MADAM - New light on the vexatious badger TB “problem”

The 40-year-old badger TB debate, shows no sign of ending, even though it has now vanished off into a virtual reality parallel Alice in Wonderland universe.

“New” light has just been delivered on the wholly imaginary “problem” via two results:- While I have every sympathy with the farmers whose six herds have recently succumbed to TB on the National Trust Killerton Estate in Devon, this unexpectedly has demonstrated once again that badgers are not the problem.

Vaccinating some 539 badger in 20 sq km has clearly not prevented these outbreaks. And if there were any TB badgers “out there” it is hard to see how they suddenly “decided” to infect six different herds.

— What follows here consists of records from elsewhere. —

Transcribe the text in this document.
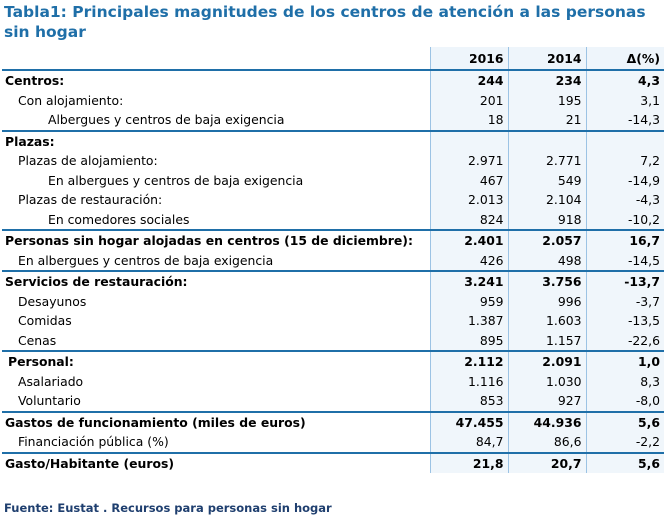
Tabla1: Principales magnitudes de los centros de atención a las personas sin hogar
	2016	2014	Δ(%)
Centros:	244	234	4,3
Con alojamiento:	201	195	3,1
Albergues y centros de baja exigencia	18	21	-14,3
Plazas:			
Plazas de alojamiento:	2.971	2.771	7,2
En albergues y centros de baja exigencia	467	549	-14,9
Plazas de restauración:	2.013	2.104	-4,3
En comedores sociales	824	918	-10,2
Personas sin hogar alojadas en centros (15 de diciembre):	2.401	2.057	16,7
En albergues y centros de baja exigencia	426	498	-14,5
Servicios de restauración:	3.241	3.756	-13,7
Desayunos	959	996	-3,7
Comidas	1.387	1.603	-13,5
Cenas	895	1.157	-22,6
Personal:	2.112	2.091	1,0
Asalariado	1.116	1.030	8,3
Voluntario	853	927	-8,0
Gastos de funcionamiento (miles de euros)	47.455	44.936	5,6
Financiación pública (%)	84,7	86,6	-2,2
Gasto/Habitante (euros)	21,8	20,7	5,6
Fuente: Eustat . Recursos para personas sin hogar
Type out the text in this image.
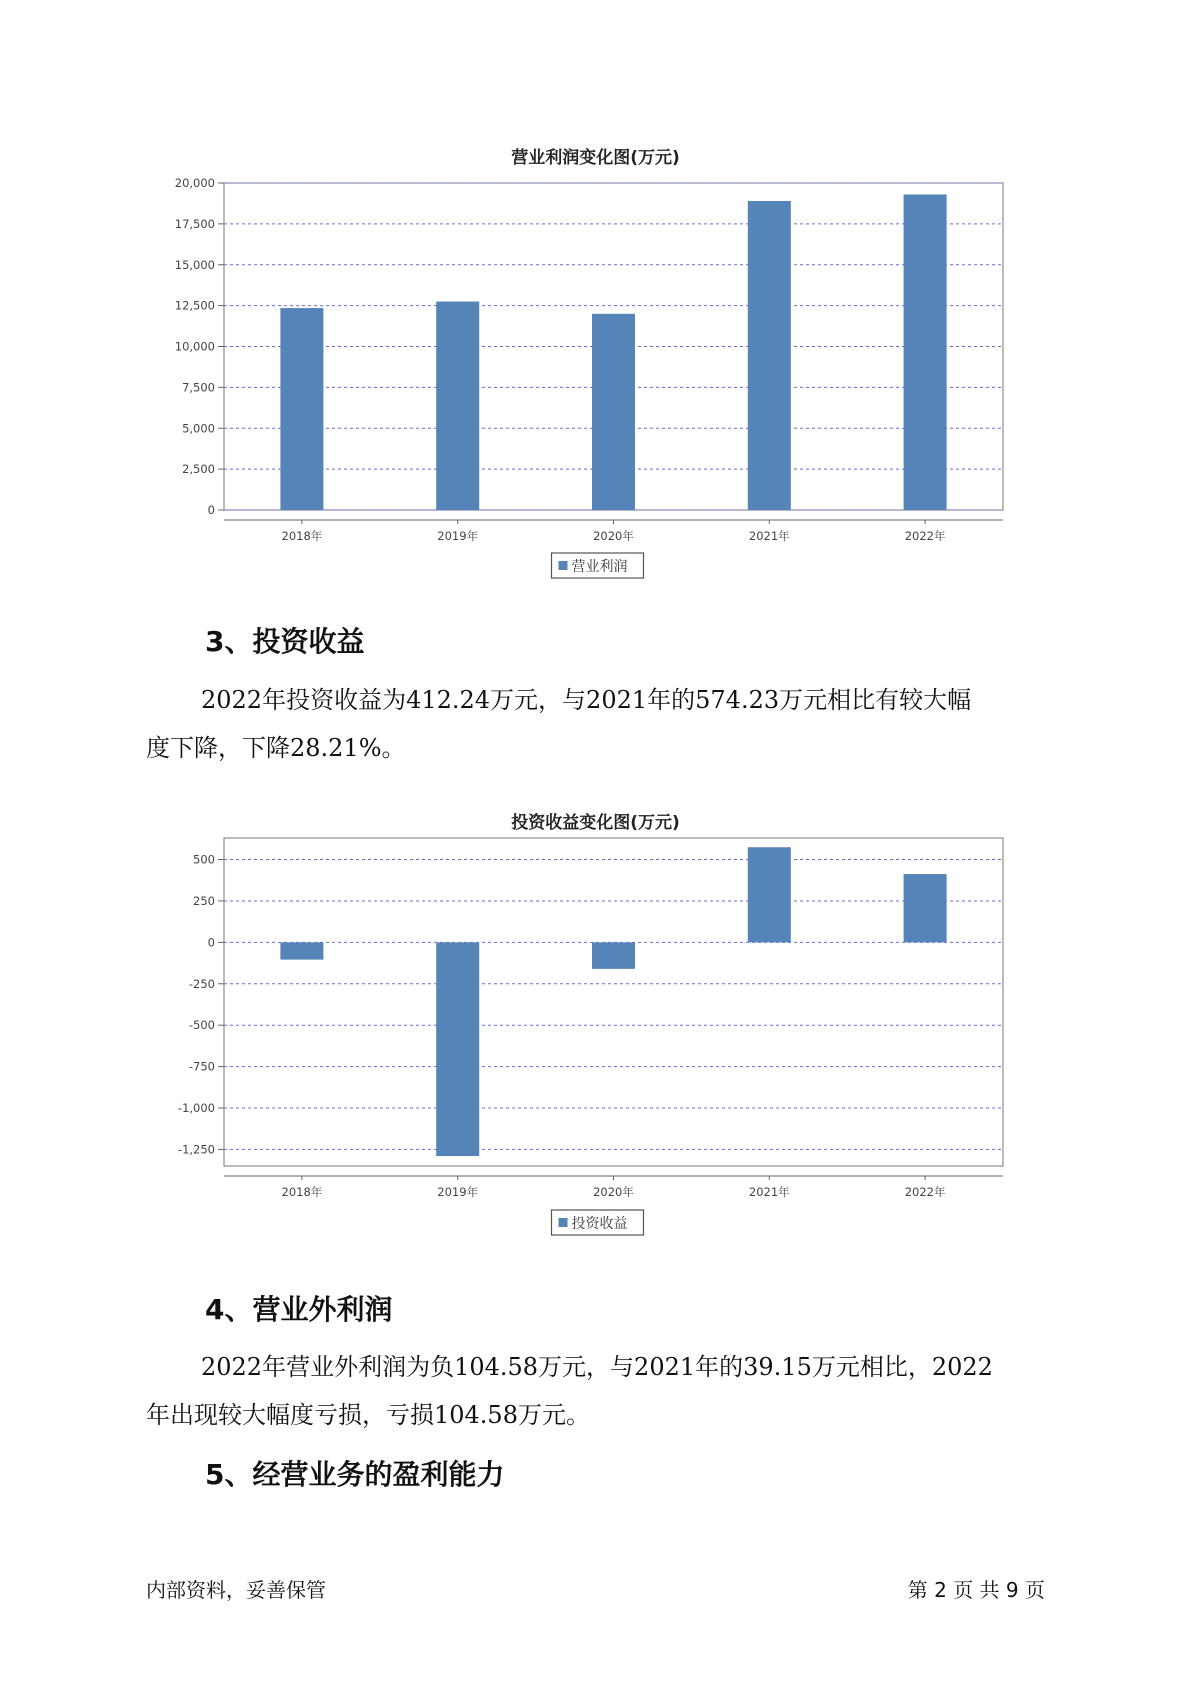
营业利润变化图(万元)
0
2,500
5,000
7,500
10,000
12,500
15,000
17,500
20,000
2018年	2019年	2020年	2021年	2022年
营业利润
3、投资收益
2022年投资收益为412.24万元，与2021年的574.23万元相比有较大幅
度下降，下降28.21%。
投资收益变化图(万元)
-1,250
-1,000
-750
-500
-250
0
250
500
2018年	2019年	2020年	2021年	2022年
投资收益
4、营业外利润
2022年营业外利润为负104.58万元，与2021年的39.15万元相比，2022
年出现较大幅度亏损，亏损104.58万元。
5、经营业务的盈利能力
内部资料，妥善保管	第 2 页 共 9 页
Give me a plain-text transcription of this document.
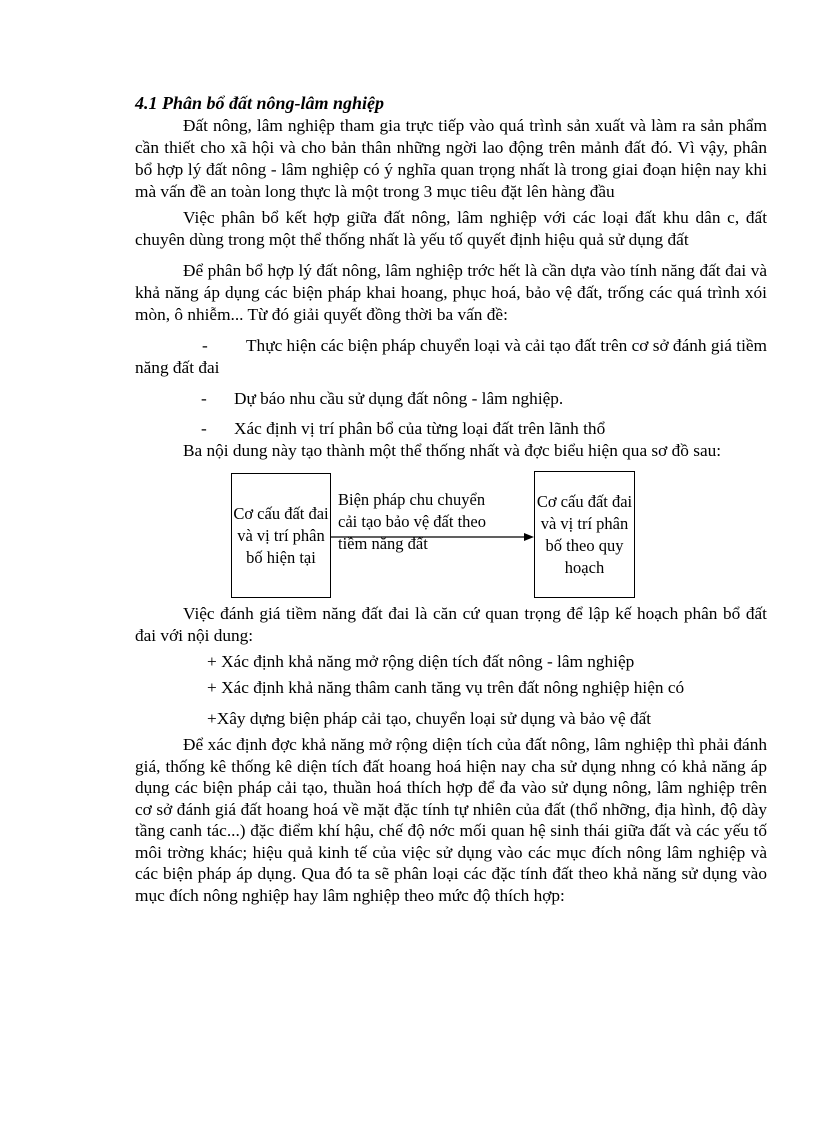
4.1 Phân bổ đất nông-lâm nghiệp
Đất nông, lâm nghiệp tham gia trực tiếp vào quá trình sản xuất và làm ra sản phẩm cần thiết cho xã hội và cho bản thân những ngời lao động trên mảnh đất đó. Vì vậy, phân bổ hợp lý đất nông - lâm nghiệp có ý nghĩa quan trọng nhất là trong giai đoạn hiện nay khi mà vấn đề an toàn long thực là một trong 3 mục tiêu đặt lên hàng đầu
Việc phân bổ kết hợp giữa đất nông, lâm nghiệp với các loại đất khu dân c, đất chuyên dùng trong một thể thống nhất là yếu tố quyết định hiệu quả sử dụng đất
Để phân bổ hợp lý đất nông, lâm nghiệp trớc hết là cần dựa vào tính năng đất đai và khả năng áp dụng các biện pháp khai hoang, phục hoá, bảo vệ đất, trống các quá trình xói mòn, ô nhiễm... Từ đó giải quyết đồng thời ba vấn đề:
- Thực hiện các biện pháp chuyển loại và cải tạo đất trên cơ sở đánh giá tiềm năng đất đai
-	Dự báo nhu cầu sử dụng đất nông - lâm nghiệp.
-	Xác định vị trí phân bổ của từng loại đất trên lãnh thổ
Ba nội dung này tạo thành một thể thống nhất và đợc biểu hiện qua sơ đồ sau:
Cơ cấu đất đai và vị trí phân bố hiện tại
Biện pháp chu chuyển
cải tạo bảo vệ đất theo
tiềm năng đất
Cơ cấu đất đai và vị trí phân bố theo quy hoạch
Việc đánh giá tiềm năng đất đai là căn cứ quan trọng để lập kế hoạch phân bổ đất đai với nội dung:
+ Xác định khả năng mở rộng diện tích đất nông - lâm nghiệp
+ Xác định khả năng thâm canh tăng vụ trên đất nông nghiệp hiện có
+Xây dựng biện pháp cải tạo, chuyển loại sử dụng và bảo vệ đất
Để xác định đợc khả năng mở rộng diện tích của đất nông, lâm nghiệp thì phải đánh giá, thống kê thống kê diện tích đất hoang hoá hiện nay cha sử dụng nhng có khả năng áp dụng các biện pháp cải tạo, thuần hoá thích hợp để đa vào sử dụng nông, lâm nghiệp trên cơ sở đánh giá đất hoang hoá về mặt đặc tính tự nhiên của đất (thổ nhỡng, địa hình, độ dày tầng canh tác...) đặc điểm khí hậu, chế độ nớc mối quan hệ sinh thái giữa đất và các yếu tố môi trờng khác; hiệu quả kinh tế của việc sử dụng vào các mục đích nông lâm nghiệp và các biện pháp áp dụng. Qua đó ta sẽ phân loại các đặc tính đất theo khả năng sử dụng vào mục đích nông nghiệp hay lâm nghiệp theo mức độ thích hợp:
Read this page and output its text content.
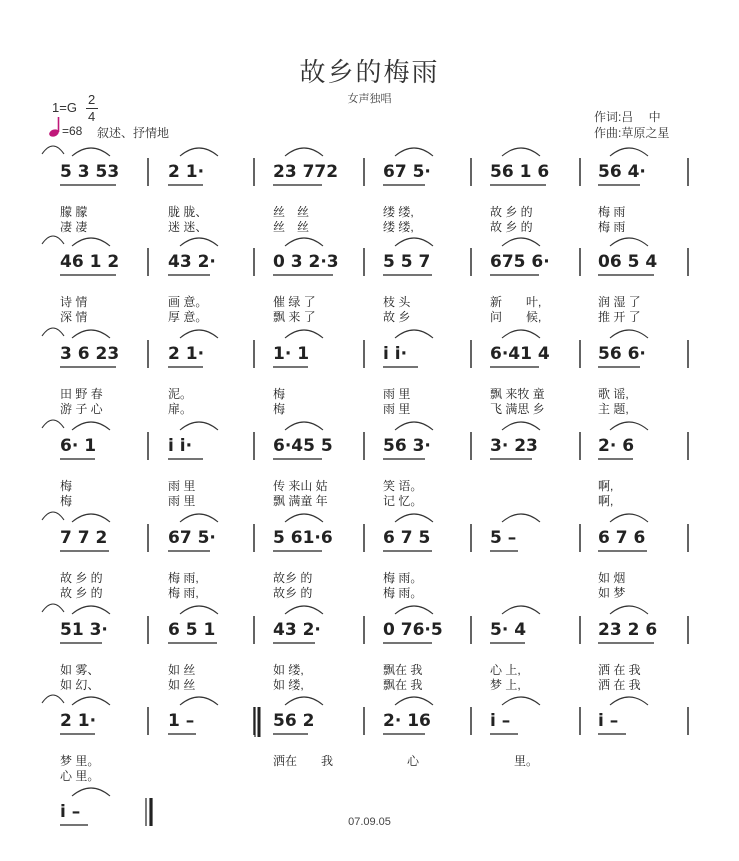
故乡的梅雨
女声独唱
1=G
2
4
=68 叙述、抒情地
作词:吕　 中
作曲:草原之星
5 3 53
朦 朦
凄 凄
2 1·
胧 胧、
迷 迷、
23 772
丝　丝
丝　丝
67 5·
缕 缕,
缕 缕,
56 1 6
故 乡 的
故 乡 的
56 4·
梅 雨
梅 雨
46 1 2
诗 情
深 情
43 2·
画 意。
厚 意。
0 3 2·3
催 绿 了
飘 来 了
5 5 7
枝 头
故 乡
675 6·
新　　叶,
问　　候,
06 5 4
润 湿 了
推 开 了
3 6 23
田 野 春
游 子 心
2 1·
泥。
扉。
1· 1
梅
梅
i i·
雨 里
雨 里
6·41 4
飘 来牧 童
飞 满思 乡
56 6·
歌 谣,
主 题,
6· 1
梅
梅
i i·
雨 里
雨 里
6·45 5
传 来山 姑
飘 满童 年
56 3·
笑 语。
记 忆。
3· 23	2· 6
啊,
啊,
7 7 2
故 乡 的
故 乡 的
67 5·
梅 雨,
梅 雨,
5 61·6
故乡 的
故乡 的
6 7 5
梅 雨。
梅 雨。
5 –	6 7 6
如 烟
如 梦
51 3·
如 雾、
如 幻、
6 5 1
如 丝
如 丝
43 2·
如 缕,
如 缕,
0 76·5
飘在 我
飘在 我
5· 4
心 上,
梦 上,
23 2 6
洒 在 我
洒 在 我
2 1·
梦 里。
心 里。
1 –	56 2
洒在　　我
2· 16
　　心
i –
　　里。
i –
i –	07.09.05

One farm has been having breakdowns every two-three years which is exactly in line with data from the Defra new strategy launched recently, a minority of herds have TB cattle which do not become reactors until several years after infection.

And “closed herds” with no bought-in cattle, and good double fencing, are nevertheless exposed to re-infection, eg. via visits to agricultural shows, shared water sources, or even slurry on post vans going between farm yards six days a week; TB herds are often clustered, so there is “contiguous” spread of TB.

The two pilot culls have just ended as a magnificent success according to NFU leaders such as Andrew Guest.

But in fact the Somerset cull may have achieved the cloud cuckoo land target of 316 badgers; the Gloucestershire one only managed 253 ie. half the magically “necessary “ 70 per cent figure of 615 badgers.

Lack of any genuine Independent Scientific Panel scrutiny has meant the actual numbers of infectious TB badgers is unknown, but extrapolating from the Krebs/ISG cull of 11,000 badgers, there might have been a mere 60-80 out of 569 badgers with TB, and perhaps l0 (two percent) superexcretors that might have been a risk to other badgers or cattle in several 100 sq.km.

Clearly this costly “scientific” cull will have had absolutely nil impact on cattle TB.

Neither did the 11,000 RBCT cull – no difference between cull/no cull areas (see Death of the Great Debate, www.badgersandtb.com).

I wonder if the extra policing costs of the culls will be c. £2 million again this year?

Neither badger culls nor badger vaccinations will have the slightest effect on the spread of cattle TB, because all the herd breakdowns supposedly “due to badgers” are in fact caused by mis-identified TB cattle.